Lorsqu'il semble difficile d'agir sur des éléments environnementaux qui
fragilisent considérablement les fonctions exécutives de l'enfant, tels
que les écrans, le stress ou le manque de sommeil, ne nous
décourageons pas pour autant. L'expérience dans les classes montre
qu'un environnement fortement soutenant permet d'apporter
d'importants bienfaits, même si, par ailleurs, des éléments perturbateurs
subsistent. L'enfant finit souvent par faire spontanément des choix plus
adaptés. Il est courant, par exemple, que des enfants hautement
exposés aux écrans - dès le matin et jusqu'à l'endormissement -
reprennent tant goût à l'activité et à l'apprentissage actif qu'ils
délaissent ces objets. Les parents font alors les mêmes commentaires
étonnés : « Il ne veut plus regarder la télé. Il préfère lire !» Leur cœur
balance entre l'amusement et l'interrogation sceptique : « Est-ce que
c'est normal ? » Par ailleurs, si les enfants apprennent à mieux se
contrôler, ils seront plus à même de gérer les situations de stress qu'ils
traversent - même lorsque nous ne sommes pas à leurs côtés. Lorsque
l'on ne peut pas agir sur des situations qui sont hors de notre portée,
concentrons notre attention sur celles qui le sont. Enclencher un cercle
vertueux d'un côté suffit parfois à faire levier.

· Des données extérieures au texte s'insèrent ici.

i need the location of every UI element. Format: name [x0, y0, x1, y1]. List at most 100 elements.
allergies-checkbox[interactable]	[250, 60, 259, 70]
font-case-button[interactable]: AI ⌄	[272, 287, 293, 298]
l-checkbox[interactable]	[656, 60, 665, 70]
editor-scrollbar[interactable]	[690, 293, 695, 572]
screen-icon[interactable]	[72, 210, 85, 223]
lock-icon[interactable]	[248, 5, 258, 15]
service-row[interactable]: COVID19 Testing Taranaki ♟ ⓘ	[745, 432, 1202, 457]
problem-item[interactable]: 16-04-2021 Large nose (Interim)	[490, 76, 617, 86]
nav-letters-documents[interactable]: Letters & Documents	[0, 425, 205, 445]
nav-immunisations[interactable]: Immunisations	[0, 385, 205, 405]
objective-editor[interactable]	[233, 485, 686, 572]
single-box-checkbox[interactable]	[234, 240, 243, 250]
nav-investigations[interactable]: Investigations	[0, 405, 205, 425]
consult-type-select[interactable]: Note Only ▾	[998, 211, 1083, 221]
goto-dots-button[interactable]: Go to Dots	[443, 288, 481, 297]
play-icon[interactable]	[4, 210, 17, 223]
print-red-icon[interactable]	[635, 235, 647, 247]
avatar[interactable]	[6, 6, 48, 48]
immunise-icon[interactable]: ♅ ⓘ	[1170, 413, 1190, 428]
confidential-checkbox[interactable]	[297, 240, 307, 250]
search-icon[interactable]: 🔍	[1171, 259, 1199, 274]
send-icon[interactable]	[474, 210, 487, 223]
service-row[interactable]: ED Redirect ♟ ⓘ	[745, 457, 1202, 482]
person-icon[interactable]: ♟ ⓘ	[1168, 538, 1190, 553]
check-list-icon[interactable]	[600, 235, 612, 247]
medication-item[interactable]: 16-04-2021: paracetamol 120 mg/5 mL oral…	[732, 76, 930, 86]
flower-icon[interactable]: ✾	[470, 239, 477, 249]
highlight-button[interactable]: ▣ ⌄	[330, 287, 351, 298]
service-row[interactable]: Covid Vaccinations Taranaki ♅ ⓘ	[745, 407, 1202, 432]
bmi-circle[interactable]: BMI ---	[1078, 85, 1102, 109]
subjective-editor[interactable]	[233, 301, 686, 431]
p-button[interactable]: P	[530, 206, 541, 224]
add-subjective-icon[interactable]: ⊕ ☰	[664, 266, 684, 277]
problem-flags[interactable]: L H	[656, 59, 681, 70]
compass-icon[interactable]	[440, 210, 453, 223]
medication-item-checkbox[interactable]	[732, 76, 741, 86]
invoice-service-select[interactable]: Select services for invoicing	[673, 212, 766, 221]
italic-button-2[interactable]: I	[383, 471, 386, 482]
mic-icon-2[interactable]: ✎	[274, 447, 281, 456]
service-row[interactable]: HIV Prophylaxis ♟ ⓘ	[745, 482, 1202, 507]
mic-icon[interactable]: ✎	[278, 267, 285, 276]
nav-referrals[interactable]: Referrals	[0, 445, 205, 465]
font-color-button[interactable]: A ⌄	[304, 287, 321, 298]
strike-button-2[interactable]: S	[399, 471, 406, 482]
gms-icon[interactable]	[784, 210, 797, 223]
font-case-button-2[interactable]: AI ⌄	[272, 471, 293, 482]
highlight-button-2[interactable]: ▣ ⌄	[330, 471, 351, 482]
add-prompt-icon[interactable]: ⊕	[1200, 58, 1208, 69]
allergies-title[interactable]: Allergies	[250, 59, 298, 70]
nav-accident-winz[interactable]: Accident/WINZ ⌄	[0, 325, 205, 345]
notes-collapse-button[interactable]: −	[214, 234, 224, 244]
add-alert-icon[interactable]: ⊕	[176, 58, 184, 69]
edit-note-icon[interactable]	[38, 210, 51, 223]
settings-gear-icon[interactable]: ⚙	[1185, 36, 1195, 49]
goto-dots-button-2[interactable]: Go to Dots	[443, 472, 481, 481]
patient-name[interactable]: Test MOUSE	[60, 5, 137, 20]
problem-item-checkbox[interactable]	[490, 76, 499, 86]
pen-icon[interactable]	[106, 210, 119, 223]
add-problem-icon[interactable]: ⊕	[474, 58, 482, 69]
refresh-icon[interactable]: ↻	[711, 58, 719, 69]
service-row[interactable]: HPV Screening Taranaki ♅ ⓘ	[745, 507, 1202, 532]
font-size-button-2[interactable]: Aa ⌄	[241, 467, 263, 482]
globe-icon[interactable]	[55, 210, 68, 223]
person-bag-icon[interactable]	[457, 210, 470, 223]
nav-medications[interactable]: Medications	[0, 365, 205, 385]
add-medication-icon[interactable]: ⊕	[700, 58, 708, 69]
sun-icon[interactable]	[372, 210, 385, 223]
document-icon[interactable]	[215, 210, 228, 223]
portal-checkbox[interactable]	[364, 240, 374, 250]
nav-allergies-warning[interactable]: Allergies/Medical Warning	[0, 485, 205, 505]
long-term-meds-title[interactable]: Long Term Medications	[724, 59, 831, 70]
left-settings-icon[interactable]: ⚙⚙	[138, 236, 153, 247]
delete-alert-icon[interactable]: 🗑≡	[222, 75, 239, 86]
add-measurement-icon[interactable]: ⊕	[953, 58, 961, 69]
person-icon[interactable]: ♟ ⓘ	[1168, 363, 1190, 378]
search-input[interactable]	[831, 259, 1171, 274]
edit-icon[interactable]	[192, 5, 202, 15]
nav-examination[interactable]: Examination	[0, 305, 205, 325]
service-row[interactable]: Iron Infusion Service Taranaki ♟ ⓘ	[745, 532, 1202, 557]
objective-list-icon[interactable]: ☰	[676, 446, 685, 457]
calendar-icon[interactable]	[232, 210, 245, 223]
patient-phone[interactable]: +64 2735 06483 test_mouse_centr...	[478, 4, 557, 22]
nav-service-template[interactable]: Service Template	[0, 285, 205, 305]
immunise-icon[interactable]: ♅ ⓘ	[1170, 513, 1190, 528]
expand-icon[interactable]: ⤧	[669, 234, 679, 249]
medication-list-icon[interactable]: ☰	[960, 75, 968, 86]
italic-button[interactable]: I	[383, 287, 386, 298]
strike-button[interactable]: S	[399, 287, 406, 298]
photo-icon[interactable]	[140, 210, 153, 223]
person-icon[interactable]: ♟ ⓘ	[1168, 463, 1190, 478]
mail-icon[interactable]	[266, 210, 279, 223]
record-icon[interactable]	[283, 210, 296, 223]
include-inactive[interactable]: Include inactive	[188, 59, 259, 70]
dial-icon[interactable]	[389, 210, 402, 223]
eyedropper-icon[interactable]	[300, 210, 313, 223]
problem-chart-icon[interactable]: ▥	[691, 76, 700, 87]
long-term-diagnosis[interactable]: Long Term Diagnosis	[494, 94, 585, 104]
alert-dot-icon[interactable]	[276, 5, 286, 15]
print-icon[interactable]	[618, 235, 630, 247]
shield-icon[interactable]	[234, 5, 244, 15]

Avant de mettre en œuvre ce nouveau fonctionnement, quelques


aménagements (espace, mobilier, tri d'activités) sont nécessaires. Les
enseignants sont invités à focaliser toute leur réflexion et leurs
pratiques sur l'exercice des fonctions exécutives, en renforçant les
éléments favorables mentionnés précédemment, et en veillant, dans la
mesure du possible, à réduire les éléments entravants. Le
fonctionnement des classes se transformera peu à peu : les enfants
seront accompagnés individuellement à devenir autonomes au quotidien,
et, dans les classes, à choisir eux-mêmes des activités qui les motivent,
parmi une sélection ambitieuse et pleine de sens soigneusement
réalisée par l'adulte. Les enfants seront aidés à les mener à leur terme
seul ou en tout petit groupe de deux ou trois enfants ; à patienter, à
s'entraider, à s'exprimer clairement, etc.